Cette table ronde a associé :
- Inès, membre de Cheer Up EDHEC (École des Hautes Études Commerciales du Nord)
- Anastasia Meidani, maître de conférence en sociologie à l’Université de Toulouse 2 et chercheure au Laboratoire Interdisciplinaire Solidarités, Sociétés, Territoires (LISST-CERS), co-auteure de Masculinités et féminités face au cancer; Expériences cancéreuses et interactions soignantes.
- Olivier Jérôme, président de l’association CerHom, association de patients atteints de cancers masculins.
- Stéphane Cognon, pair-aidant, auteur de Je reviens d’un cancer du sein, et comment je me suis rapproché des femmes.
- Sandra Doucène, directrice de Cancer Contribution.
En abordant le thème des inégalités ou des disparités entre hommes et femmes dans la lutte contre le cancer, Cancer Contribution ouvre un chantier aux multiples aspects. Traiter le sujet nous semble indispensable sur une plateforme dédiée à la démocratie en santé. Cette table ronde est donc l’introduction d’un cycle. Elle sera donc suivie tout au long de 2021 de nombreuses interventions de patients, experts, représentants du corps médical… afin de nourrir les débats et tenter d’y voir plus clair sur un sujet où les idées reçues et les a priori ne manquent pas.
Les hommes plus nombreux que les femmes à être touchés par le cancer et à en décéder
Le constat sur l’insuffisance de la prise de parole des hommes atteints de cancer est connu,
comparé à la mobilisation et à la solidarité des femmes dans la même situation. Il en résulte des
conséquences dommageables pour les hommes, en particulier une faiblesse ou des retards,
également bien identifiés, des actions de prévention et de dépistage des cancers masculins.
Par exemple, le dosage de la PSA, marqueur du cancer de la prostate, n’est pas toujours systématique, et est peu médiatisé.
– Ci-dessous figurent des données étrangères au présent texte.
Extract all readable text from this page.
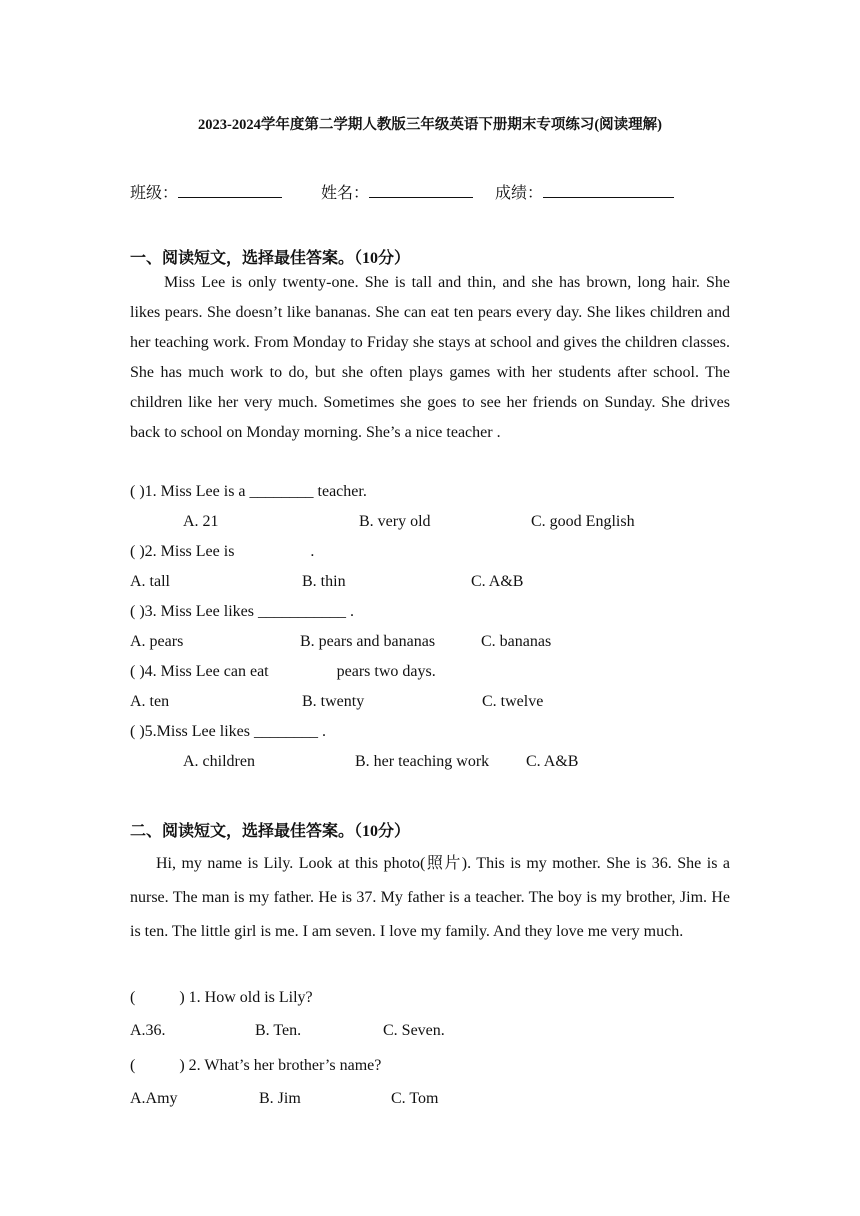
2023-2024学年度第二学期人教版三年级英语下册期末专项练习(阅读理解)
班级：	姓名：	成绩：
一、阅读短文，选择最佳答案。（10分）

Miss Lee is only twenty-one. She is tall and thin, and she has brown, long hair. She likes pears. She doesn’t like bananas. She can eat ten pears every day. She likes children and her teaching work. From Monday to Friday she stays at school and gives the children classes. She has much work to do, but she often plays games with her students after school. The children like her very much. Sometimes she goes to see her friends on Sunday. She drives back to school on Monday morning. She’s a nice teacher .

( )1. Miss Lee is a ________ teacher.
A. 21	B. very old	C. good English
( )2. Miss Lee is                   .
A. tall	B. thin	C. A&B
( )3. Miss Lee likes ___________ .
A. pears	B. pears and bananas	C. bananas
( )4. Miss Lee can eat                 pears two days.
A. ten	B. twenty	C. twelve
( )5.Miss Lee likes ________ .
A. children	B. her teaching work C. A&B
二、阅读短文，选择最佳答案。（10分）

Hi, my name is Lily. Look at this photo(照片). This is my mother. She is 36. She is a nurse. The man is my father. He is 37. My father is a teacher. The boy is my brother, Jim. He is ten. The little girl is me. I am seven. I love my family. And they love me very much.

(           ) 1. How old is Lily?
A.36.	B. Ten.	C. Seven.
(           ) 2. What’s her brother’s name?
A.Amy	B. Jim	C. Tom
Le mouvement « Movember » reste encore en deçà de
l’audience « d’Octobre Rose ». Si l’on compte près de 1200 associations de patients et de proches en France qui luttent contre le cancer, très peu se mobilisent sur les questions qui préoccupent les hommes en termes de prévention, de dépistage ou d’effets secondaires spécifiques. En France du moins, les pertes de chance face à la maladie pour les hommes, aujourd’hui plus nombreux que les femmes à être atteints par la maladie et à
en décéder, sont réelles. Anastasia tire donc le constat qu’on ne peut pas parler de disparités ni de différences mais bien d’inégalités, voire d’inégalités sociales.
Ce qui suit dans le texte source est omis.